Josef Weinbub
Assistant Prof. Dipl.-Ing. Dr.techn.
Publications

Biography

Josef Weinbub is an Assistant Professor (tenure-track) of High Performance Simulation in Micro- and Nanoelectronics and an IEEE Senior Member. He obtained the doctoral degree in Computational Microelectronics and the venia docendi (habilitation) in the field of Micro- and Nanoelectronics from the TU Wien. He was a visiting researcher at the EPCC, University of Edinburgh and at the Device Modelling Group, University of Glasgow, Scotland, UK as well as at SILVACO Inc., Santa Clara, CA, USA. He founded and now chairs the master’s program Computational Science and Engineering at the TU Wien and is involved with several international scientific conferences in various management and scientific roles. He is an Associate Editor of the Journal of Computational Electronics and a Principal Investigator of various research projects funded by, e.g., the Austrian Science Fund and the Christian Doppler Research Association. Together with his team he investigates cutting-edge research problems in the area of computational micro- and nanoelectronics.

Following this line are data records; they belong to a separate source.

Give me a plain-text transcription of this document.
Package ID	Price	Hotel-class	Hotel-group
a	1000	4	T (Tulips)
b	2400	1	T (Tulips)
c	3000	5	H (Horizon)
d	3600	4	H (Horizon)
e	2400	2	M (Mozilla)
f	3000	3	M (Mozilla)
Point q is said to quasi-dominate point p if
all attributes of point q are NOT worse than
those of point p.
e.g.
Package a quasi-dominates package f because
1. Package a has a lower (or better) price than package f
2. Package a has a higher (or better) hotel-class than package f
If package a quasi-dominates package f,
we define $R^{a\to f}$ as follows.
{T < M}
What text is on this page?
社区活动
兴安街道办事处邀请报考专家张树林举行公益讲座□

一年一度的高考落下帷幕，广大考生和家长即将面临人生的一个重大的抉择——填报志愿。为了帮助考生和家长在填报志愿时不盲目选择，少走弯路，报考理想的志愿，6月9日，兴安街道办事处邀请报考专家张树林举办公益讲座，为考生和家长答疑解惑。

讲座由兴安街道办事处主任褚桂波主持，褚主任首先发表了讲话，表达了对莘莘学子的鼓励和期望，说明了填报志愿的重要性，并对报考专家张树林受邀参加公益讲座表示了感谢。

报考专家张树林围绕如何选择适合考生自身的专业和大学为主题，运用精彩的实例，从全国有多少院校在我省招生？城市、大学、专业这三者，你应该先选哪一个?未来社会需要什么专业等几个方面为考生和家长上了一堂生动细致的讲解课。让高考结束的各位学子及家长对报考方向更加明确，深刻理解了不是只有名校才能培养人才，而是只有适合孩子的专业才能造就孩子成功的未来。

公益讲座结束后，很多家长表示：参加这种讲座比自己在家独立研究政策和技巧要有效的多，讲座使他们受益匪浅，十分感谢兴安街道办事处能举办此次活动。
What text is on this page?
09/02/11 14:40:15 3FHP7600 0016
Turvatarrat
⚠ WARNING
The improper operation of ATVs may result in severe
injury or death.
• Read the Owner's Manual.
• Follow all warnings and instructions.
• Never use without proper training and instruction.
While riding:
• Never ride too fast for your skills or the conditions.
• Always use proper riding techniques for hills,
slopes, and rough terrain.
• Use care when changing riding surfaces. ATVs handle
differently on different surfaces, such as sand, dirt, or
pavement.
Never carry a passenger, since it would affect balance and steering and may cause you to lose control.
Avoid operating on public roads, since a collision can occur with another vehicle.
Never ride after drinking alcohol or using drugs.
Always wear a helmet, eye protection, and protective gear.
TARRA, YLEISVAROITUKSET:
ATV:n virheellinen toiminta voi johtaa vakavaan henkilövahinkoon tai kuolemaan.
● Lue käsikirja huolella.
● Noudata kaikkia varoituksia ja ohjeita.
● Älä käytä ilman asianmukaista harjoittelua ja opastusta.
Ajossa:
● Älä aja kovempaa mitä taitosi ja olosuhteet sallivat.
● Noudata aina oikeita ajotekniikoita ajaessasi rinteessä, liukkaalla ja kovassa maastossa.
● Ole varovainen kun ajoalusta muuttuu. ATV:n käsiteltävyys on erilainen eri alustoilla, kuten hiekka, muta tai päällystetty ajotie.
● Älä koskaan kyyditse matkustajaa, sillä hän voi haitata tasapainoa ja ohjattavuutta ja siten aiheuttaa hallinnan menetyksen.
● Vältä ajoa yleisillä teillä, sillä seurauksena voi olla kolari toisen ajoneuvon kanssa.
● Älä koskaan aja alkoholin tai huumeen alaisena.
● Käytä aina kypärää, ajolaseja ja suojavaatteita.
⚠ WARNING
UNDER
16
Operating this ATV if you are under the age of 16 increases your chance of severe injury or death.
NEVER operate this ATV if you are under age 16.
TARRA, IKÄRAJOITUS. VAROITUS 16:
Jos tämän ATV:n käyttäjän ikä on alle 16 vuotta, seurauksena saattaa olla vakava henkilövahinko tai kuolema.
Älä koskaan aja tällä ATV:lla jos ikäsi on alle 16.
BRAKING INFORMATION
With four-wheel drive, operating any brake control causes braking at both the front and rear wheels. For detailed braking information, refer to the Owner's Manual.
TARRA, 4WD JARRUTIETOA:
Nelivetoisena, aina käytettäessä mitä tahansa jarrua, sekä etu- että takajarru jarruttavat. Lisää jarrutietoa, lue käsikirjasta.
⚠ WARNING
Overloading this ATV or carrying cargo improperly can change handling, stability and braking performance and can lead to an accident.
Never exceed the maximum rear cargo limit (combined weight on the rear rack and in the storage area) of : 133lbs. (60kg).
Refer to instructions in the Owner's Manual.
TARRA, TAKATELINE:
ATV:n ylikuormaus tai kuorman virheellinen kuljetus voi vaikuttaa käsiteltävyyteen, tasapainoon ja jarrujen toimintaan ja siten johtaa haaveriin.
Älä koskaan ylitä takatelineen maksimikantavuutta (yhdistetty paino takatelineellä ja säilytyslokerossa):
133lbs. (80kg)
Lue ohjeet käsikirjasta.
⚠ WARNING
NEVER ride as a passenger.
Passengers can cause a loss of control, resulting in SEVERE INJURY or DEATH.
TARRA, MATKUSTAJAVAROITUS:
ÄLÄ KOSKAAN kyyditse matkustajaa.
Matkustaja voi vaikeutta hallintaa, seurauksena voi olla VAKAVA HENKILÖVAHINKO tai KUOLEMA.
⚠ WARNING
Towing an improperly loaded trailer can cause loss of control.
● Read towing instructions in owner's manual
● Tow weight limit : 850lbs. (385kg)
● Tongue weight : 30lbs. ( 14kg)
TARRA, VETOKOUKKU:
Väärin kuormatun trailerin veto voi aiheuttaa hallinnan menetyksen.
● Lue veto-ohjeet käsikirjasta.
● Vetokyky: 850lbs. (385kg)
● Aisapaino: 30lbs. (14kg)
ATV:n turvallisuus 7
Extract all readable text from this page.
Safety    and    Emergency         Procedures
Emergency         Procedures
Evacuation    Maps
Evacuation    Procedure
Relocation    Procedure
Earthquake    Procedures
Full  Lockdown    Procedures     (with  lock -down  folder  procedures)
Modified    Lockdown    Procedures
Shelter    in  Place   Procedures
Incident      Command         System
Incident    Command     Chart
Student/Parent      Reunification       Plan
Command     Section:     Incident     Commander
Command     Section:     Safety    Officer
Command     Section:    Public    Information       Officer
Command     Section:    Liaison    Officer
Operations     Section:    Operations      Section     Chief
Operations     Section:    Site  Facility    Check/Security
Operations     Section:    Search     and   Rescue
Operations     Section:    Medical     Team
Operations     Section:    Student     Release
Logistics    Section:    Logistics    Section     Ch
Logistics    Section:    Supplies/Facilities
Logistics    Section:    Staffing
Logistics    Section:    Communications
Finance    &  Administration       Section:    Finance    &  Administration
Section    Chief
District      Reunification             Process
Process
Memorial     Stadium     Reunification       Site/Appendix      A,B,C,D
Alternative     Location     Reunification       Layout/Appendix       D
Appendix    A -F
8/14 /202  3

Linking Wigner Function Negativity to Quantum Coherence in a Nanowire

Quantum entanglement allows distinct bodies that share a common origin or have interacted in the past to continue to be described by the same wave function until evolution is coherent. When two bodies interact in a quantum manner, they become entangled, which implies that they are now described by a single wave function and are no longer two distinct bodies. Even after they have ceased to interact and have moved some distance away, they remain entangled until some decoherence process acts upon them. So, there is an equivalence between coherence and entanglement. In experiments, however, one must face the fact that entanglement is difficult to measure. There is no physical variable whose eigenvalue yields the entanglement. Hence, researchers have been investigating measures of entanglement for years. Most of these, however, do not provide a clear visualization of the entanglement. But it has been demonstrated that the Wigner function does provide a clear visualization of entanglement, and it is used intensely today in optics.

Expanding upon this notion, we have investigated the relation between quantum coherence and quantum interference and the negative parts of the Wigner quasi-distribution using the Wigner signed-particle formulation. A straightforward physical problem consisting of electrons in a nanowire interacting with the potential of a repulsive dopant placed in the center of it creates a quasi-two-slit electron system that separates the wave function into two entangled branches, as indicated in Fig. 1. The analysis of the Wigner quasi-distribution establishes that its negative part, Fig. 2, is principally concentrated in the region behind the dopant between the two entangled branches, maintaining the coherence between them. Moreover, quantum interference is shown in this region both in the negative and in the positive part, as seen in Fig. 3. Overall, our work shows that a Wigner signed-particle approach enables one to analyze coherence and entanglement in nanoelectronics devices as it allows one to directly reconstruct the Wigner quasi-distribution.


Fig. 1: Experimental setup.

Fig. 2: Spatial distribution of the negative part of the Wigner distribution.

Fig. 3: Spatial distribution of the positive part of the Wigner distribution.